その話は、ある日突然、舞い込んだ。
 総理大臣が公邸で行う誕生日パーティーにレイナを招待したいという連絡が来たのだ。
「なんで総理大臣がレイナを?」
 笑里は目を丸くする。
「貧しい生活から歌手になって成功したという立派な功績を讃えたい、って招待状には書いてあるよ。歌も歌ってほしいって」
「立派な功績を讃えるって……パーティーに来るのはお金持ちばかりよね、きっと」
「ああ」
「そんなところでレイナが歌うなんて、好奇の目にさらされるだけじゃない。差別意識のかたまりの人ばっかでしょ?」
「まあ、そうだね。とにかく、レイナに聞いてみよう」

 笑里は難色を示していたが、レイナは話を聞いたとたんに顔を輝かせる。
「私、行く! 総理大臣に、ゴミ捨て場の人たちのことを話して、ゴミ捨て場に来てくださいってお願いするの!」
「でもね、レイナ、そういうところに行くと、嫌な思いをいっぱいするかもしれないのよ?」
 笑里が諭すと、「うん、でも、総理大臣に話したい」とレイナは意に介さない。
「まあ、僕と笑里も一緒に行けば大丈夫じゃないかな」
 裕の提案に、笑里も「それならいいけど……」とうなずくしかなかった。


 誕生日パーティーの日、裕は高級なスーツを着て、笑里は黒地に白いバラの花がプリントされたシックなドレスを身にまとっていた。
「公邸で豪華な誕生日パーティーを開くなんて、まるで独裁者よねえ」
 レイナのメイクをするために同行したアンソニーがコロコロと笑う。
 公邸では会議室を控室として使っていた。

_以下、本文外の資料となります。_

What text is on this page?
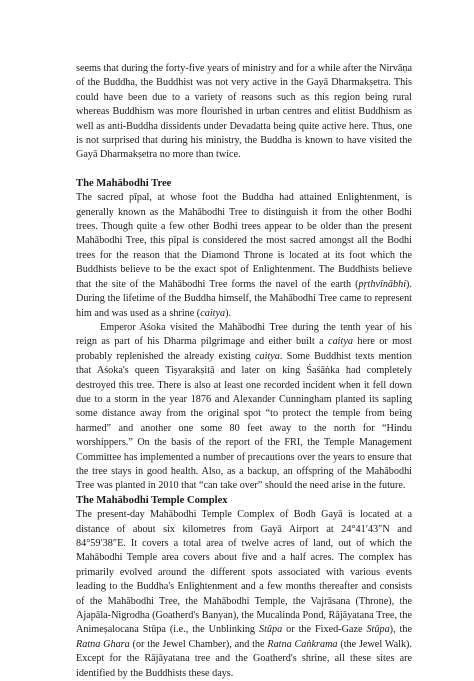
seems that during the forty-five years of ministry and for a while after the Nirvāṇa of the Buddha, the Buddhist was not very active in the Gayā Dharmakṣetra. This could have been due to a variety of reasons such as this region being rural whereas Buddhism was more flourished in urban centres and elitist Buddhism as well as anti-Buddha dissidents under Devadatta being quite active here. Thus, one is not surprised that during his ministry, the Buddha is known to have visited the Gayā Dharmakṣetra no more than twice.

The Mahābodhi Tree

The sacred pīpal, at whose foot the Buddha had attained Enlightenment, is generally known as the Mahābodhi Tree to distinguish it from the other Bodhi trees. Though quite a few other Bodhi trees appear to be older than the present Mahābodhi Tree, this pīpal is considered the most sacred amongst all the Bodhi trees for the reason that the Diamond Throne is located at its foot which the Buddhists believe to be the exact spot of Enlightenment. The Buddhists believe that the site of the Mahābodhi Tree forms the navel of the earth (pṛthvīnābhi). During the lifetime of the Buddha himself, the Mahābodhi Tree came to represent him and was used as a shrine (caitya).

Emperor Aśoka visited the Mahābodhi Tree during the tenth year of his reign as part of his Dharma pilgrimage and either built a caitya here or most probably replenished the already existing caitya. Some Buddhist texts mention that Aśoka's queen Tiṣyarakṣitā and later on king Śaśāṅka had completely destroyed this tree. There is also at least one recorded incident when it fell down due to a storm in the year 1876 and Alexander Cunningham planted its sapling some distance away from the original spot “to protect the temple from being harmed” and another one some 80 feet away to the north for “Hindu worshippers.” On the basis of the report of the FRI, the Temple Management Committee has implemented a number of precautions over the years to ensure that the tree stays in good health. Also, as a backup, an offspring of the Mahābodhi Tree was planted in 2010 that “can take over” should the need arise in the future.

The Mahābodhi Temple Complex

The present-day Mahābodhi Temple Complex of Bodh Gayā is located at a distance of about six kilometres from Gayā Airport at 24°41′43″N and 84°59′38″E. It covers a total area of twelve acres of land, out of which the Mahābodhi Temple area covers about five and a half acres. The complex has primarily evolved around the different spots associated with various events leading to the Buddha's Enlightenment and a few months thereafter and consists of the Mahābodhi Tree, the Mahābodhi Temple, the Vajrāsana (Throne), the Ajapāla-Nigrodha (Goatherd's Banyan), the Mucalinda Pond, Rājāyatana Tree, the Animeṣalocana Stūpa (i.e., the Unblinking Stūpa or the Fixed-Gaze Stūpa), the Ratna Ghara (or the Jewel Chamber), and the Ratna Caṅkrama (the Jewel Walk). Except for the Rājāyatana tree and the Goatherd's shrine, all these sites are identified by the Buddhists these days.
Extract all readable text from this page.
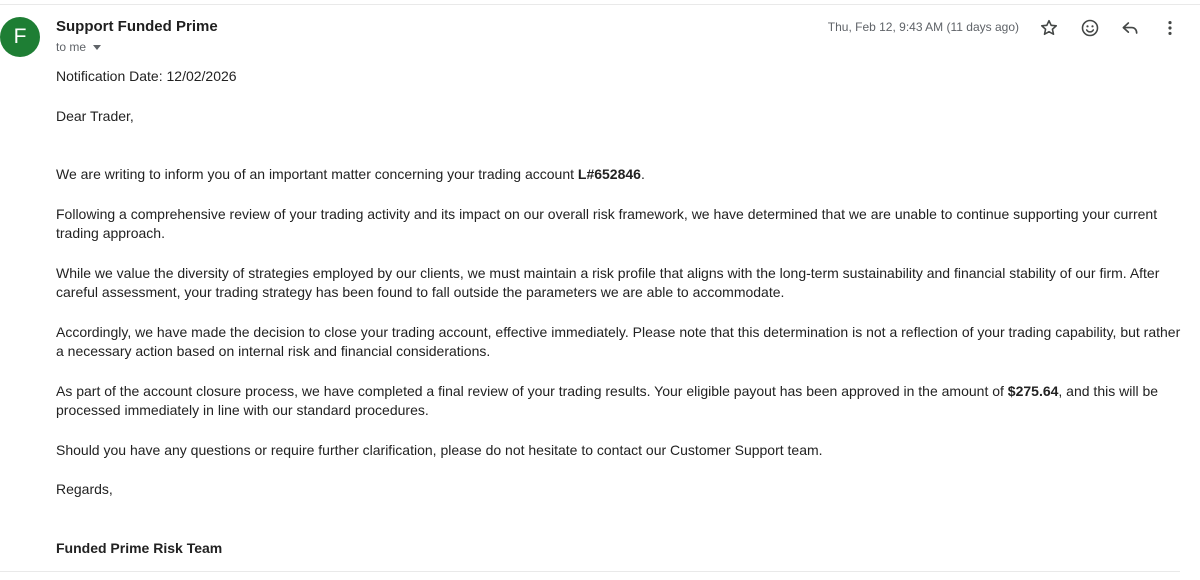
F	Support Funded Prime
to me
Thu, Feb 12, 9:43 AM (11 days ago)

Notification Date: 12/02/2026

Dear Trader,

We are writing to inform you of an important matter concerning your trading account L#652846.

Following a comprehensive review of your trading activity and its impact on our overall risk framework, we have determined that we are unable to continue supporting your current trading approach.

While we value the diversity of strategies employed by our clients, we must maintain a risk profile that aligns with the long-term sustainability and financial stability of our firm. After careful assessment, your trading strategy has been found to fall outside the parameters we are able to accommodate.

Accordingly, we have made the decision to close your trading account, effective immediately. Please note that this determination is not a reflection of your trading capability, but rather a necessary action based on internal risk and financial considerations.

As part of the account closure process, we have completed a final review of your trading results. Your eligible payout has been approved in the amount of $275.64, and this will be processed immediately in line with our standard procedures.

Should you have any questions or require further clarification, please do not hesitate to contact our Customer Support team.

Regards,

Funded Prime Risk Team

他にも出演者はいるようだが、今はレイナたちしかいない。
 レイナは白いワンピースに白い靴と、清楚にまとめている。アンソニーが控えめにメイクをして、髪に赤いバレッタをつけてくれる。
「あんまり大きな声で話したら、総理大臣のスタッフたちに聞こえるわよ」
 笑里が釘を刺す。
「だってえ、強欲なおじさんとおばさんの前で純粋無垢なレイナが歌うなんて、見物じゃない?」
「強欲って何?」
 レイナは無邪気に聞く。
「欲張りだってこと。とんでもなく欲張りで、自分がお金持ちになれればそれでいい、他の人はどうなっても構わないって思ってるような人のことを言うの」
「アンソニー、あんまり変な知識をレイナちゃんに植えつけないで」
「あら、事実じゃない」
 ワイワイおしゃべりに興じていると、ドアがノックされた。

「ハイ」
 裕が出ると、「どうも、こんにちは。首相秘書官の白石です」と長身の男がにこやかに入って来た。右足を引きずっている。
「レイナちゃん、こんにちは! 今日はよろしくね」
 裕は軽く眉をしかめる。白石と名乗る男がレイナを「ちゃん」づけでなれなれしく呼び、ため口で話しているのが気になったのだ。
「話は聞いていると思うけど、レイナちゃんには首相のあいさつが終わったら、トップバッターで歌ってもらうから。曲は3曲。楽器はピアノだけでいいんだよね?」
「ハイ、そうです」
 裕が代わりに答える。
「いやあ、今を時めくレイナちゃんの生歌声を聞けるなんて、みんなラッキーですよ。首相はちょうど70歳。レイナちゃんからも、『総理大臣、70歳のお誕生日おめでとう』って言ってもらえませんか? 歌ってくれてもいいですよ。ハッピーバースデイの歌とか」
「それはちょっと……レイナは総理大臣のことを知らないですし、あらかじめ決めた3曲の準備しかしてませんし」
 裕がやんわりと拒否すると、「それぐらい即興でできるでしょ。プロの歌手なんだから」と白石は言う。その強引さと失礼な言い方に、裕はさすがにムッとした。

「まあ、ムリにとは言いませんよ。でも、総理大臣の誕生日ですよ? それぐらいしたほうが、今後のためにいいと思いますよ」
「今後のために、とは?」
「まあ、それは言わなくても分かるでしょ」

「白石君、強引に勧めるのはやめなさい」
 その時、男を3人連れた小柄な男性が部屋に入って来た。
「部屋の外まで、やりとりが聞こえましたよ」
「それは失礼しました」
 白石は慌てて引き下がる。
「本日はようこそいらっしゃいました、レイナさん」
 テレビでも見たことのある初老の男性が、不自然なぐらいの笑みを浮かべてレイナに右手を差し出した。
「私が総理大臣の片田義則です」
 レイナも手を伸ばして握手する。